APRA’s interest-only loan clamp axed to avoid crunch
The nation’s banking regulator has scrapped tough restrictions on banks writing interest-only mortgages.
The nation’s banking regulator has scrapped tough restrictions on banks writing interest-only mortgages as it attempts to avert a threat of a credit crunch and put a floor under falling house prices.
The regulator’s move comes against the backdrop of sharp declines in house prices of almost 10 per cent in Sydney and steep falls in Melbourne this past year.
The Australian Prudential Regulation Authority said yesterday its lending limit, which restricts interest-only loans to 30 per cent of new residential mortgages, would be scrapped from January 1.
The initial interest-only loan limits, imposed by APRA as the housing market was heating up early last year, spurred a wave of interest-rate hikes from the banks to deter borrowers from riskier interest-only loans.
In interest-only home loans, borrowers — often investors — pay just the interest for about five years before they start paying back the mortgage amount.
The latest APRA move comes after it axed a 10 per cent limit on bank lending to property investors in April.
Analysts expect the large banks will now review the rates on their interest-only mortgage products, but say the removal of the limits won’t spur a notable lift in lending volumes.
National Australia Bank chairman Ken Henry said yesterday the moves were a positive step for the housing market. “There’s no doubt house prices are going through a correction,’’ he said. “It looks to us to be an orderly correction. It might have further to run but we don’t see it as being destabilising in any way and we think there are continuing positive prospects for the housing industry.”
ANZ Bank’s chief executive Shayne Elliott did not directly address the APRA changes but told shareholders at the company’s Perth meeting after they were announced that he still expected to see “strong headwinds” in the year ahead.
“Borrowing capacity has reduced and investor lending across the country has stalled,” he said. “We don’t see these trends changing any time soon.”
A spokesperson for Westpac — which has the largest exposure to interest-only loans — said the bank welcomed the APRA changes: “The benchmarks provided an important mechanism at the time but we agree that they are no longer required. Westpac remains committed to having strong lending standards and meeting our responsible lending obligations.”
Banking analysts don’t see APRA’s scrapping of the caps as much of a positive, particularly given how much interest-only lending has stalled.
Brian Johnson, from investment group CLSA, said: “At the edges, this is better for the housing market generally and Westpac Bank in particular, given Westpac has circa 40 per cent of its book in interest-only versus ANZ’s 22 per cent, CBA’s 30 per cent and NAB’s 24.5 per cent.
“However, the reality is that every bank’s interest-only housing lending is well below the 30 per cent cap, given banks repriced up interest-only rates.
“APRA removing this 30 per cent interest-only flow cap is likely more a reflection of how worried they are re (the) fragility of the housing market and systemic risk posed.”

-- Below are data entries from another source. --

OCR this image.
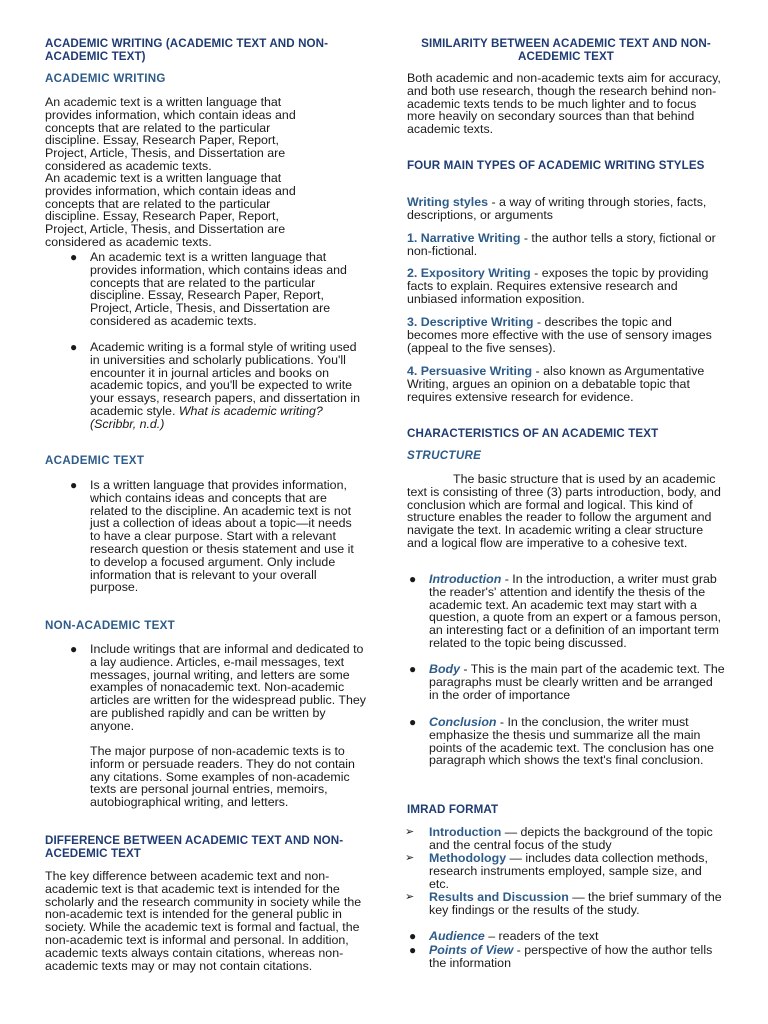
ACADEMIC WRITING (ACADEMIC TEXT AND NON-ACADEMIC TEXT)
ACADEMIC WRITING

An academic text is a written language that provides information, which contain ideas and concepts that are related to the particular discipline. Essay, Research Paper, Report, Project, Article, Thesis, and Dissertation are considered as academic texts.

An academic text is a written language that provides information, which contain ideas and concepts that are related to the particular discipline. Essay, Research Paper, Report, Project, Article, Thesis, and Dissertation are considered as academic texts.

● An academic text is a written language that provides information, which contains ideas and concepts that are related to the particular discipline. Essay, Research Paper, Report, Project, Article, Thesis, and Dissertation are considered as academic texts.
● Academic writing is a formal style of writing used in universities and scholarly publications. You'll encounter it in journal articles and books on academic topics, and you'll be expected to write your essays, research papers, and dissertation in academic style. What is academic writing? (Scribbr, n.d.)
ACADEMIC TEXT
● Is a written language that provides information, which contains ideas and concepts that are related to the discipline. An academic text is not just a collection of ideas about a topic—it needs to have a clear purpose. Start with a relevant research question or thesis statement and use it to develop a focused argument. Only include information that is relevant to your overall purpose.
NON-ACADEMIC TEXT
● Include writings that are informal and dedicated to a lay audience. Articles, e-mail messages, text messages, journal writing, and letters are some examples of nonacademic text. Non-academic articles are written for the widespread public. They are published rapidly and can be written by anyone.

The major purpose of non-academic texts is to inform or persuade readers. They do not contain any citations. Some examples of non-academic texts are personal journal entries, memoirs, autobiographical writing, and letters.

DIFFERENCE BETWEEN ACADEMIC TEXT AND NON-ACEDEMIC TEXT

The key difference between academic text and non-academic text is that academic text is intended for the scholarly and the research community in society while the non-academic text is intended for the general public in society. While the academic text is formal and factual, the non-academic text is informal and personal. In addition, academic texts always contain citations, whereas non-academic texts may or may not contain citations.

SIMILARITY BETWEEN ACADEMIC TEXT AND NON-ACEDEMIC TEXT

Both academic and non-academic texts aim for accuracy, and both use research, though the research behind non-academic texts tends to be much lighter and to focus more heavily on secondary sources than that behind academic texts.

FOUR MAIN TYPES OF ACADEMIC WRITING STYLES

Writing styles - a way of writing through stories, facts, descriptions, or arguments

1. Narrative Writing - the author tells a story, fictional or non-fictional.

2. Expository Writing - exposes the topic by providing facts to explain. Requires extensive research and unbiased information exposition.

3. Descriptive Writing - describes the topic and becomes more effective with the use of sensory images (appeal to the five senses).

4. Persuasive Writing - also known as Argumentative Writing, argues an opinion on a debatable topic that requires extensive research for evidence.

CHARACTERISTICS OF AN ACADEMIC TEXT
STRUCTURE

The basic structure that is used by an academic text is consisting of three (3) parts introduction, body, and conclusion which are formal and logical. This kind of structure enables the reader to follow the argument and navigate the text. In academic writing a clear structure and a logical flow are imperative to a cohesive text.

● Introduction - In the introduction, a writer must grab the reader's' attention and identify the thesis of the academic text. An academic text may start with a question, a quote from an expert or a famous person, an interesting fact or a definition of an important term related to the topic being discussed.
● Body - This is the main part of the academic text. The paragraphs must be clearly written and be arranged in the order of importance
● Conclusion - In the conclusion, the writer must emphasize the thesis und summarize all the main points of the academic text. The conclusion has one paragraph which shows the text's final conclusion.
IMRAD FORMAT
➢ Introduction — depicts the background of the topic and the central focus of the study
➢ Methodology — includes data collection methods, research instruments employed, sample size, and etc.
➢ Results and Discussion — the brief summary of the key findings or the results of the study.
● Audience – readers of the text
● Points of View - perspective of how the author tells the information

Josh Frydenberg backed APRA’s statements that the lending caps had served their purpose. “Given the reduction in interest-only lending and the general strengthening of lending standards by banks, APRA has determined that the removal of these industry-wide benchmarks is appropriate,” the Treasurer said.
Labor’s Treasury spokesman, Chris Bowen, said he would seek briefings from APRA and the Reserve Bank of Australia to explain the about-turn.
“Josh Frydenberg needs to explain today whether or not he has expressed a view to APRA or the Council of Financial Regulators over whether APRA should end its interest-only loan restrictions,” he said.
The Australian Competition & Consumer Commission said last week the interest-only limits had resulted in banks lifting rates in “synchronised pricing behaviour”. Sources said that to comply with APRA’s rules, the banks felt pressured to follow their peers in pricing, or they would have seen greater applications for interest-only loans.
Morgan Stanley analyst Richard Wiles said APRA’s caps on investor loans had “fundamentally altered” banks’ approach to mortgage lending and had contributed to the end of a housing “bull market”.
“We don’t expect the removal of these restrictions to drive a rebound in the majors’ housing loan growth because the removal of the 10 per cent growth cap for investor loans in April 2018 has not driven higher growth in that category of lending,” he said.
“Interest-only loans are only about 17 per cent of new loans, which suggests that the 30 per cent limit is not the primary constraint... we think this shows APRA is aware of the potential impact of credit rationing and is now trying to mitigate the risks that are emerging in the housing market.”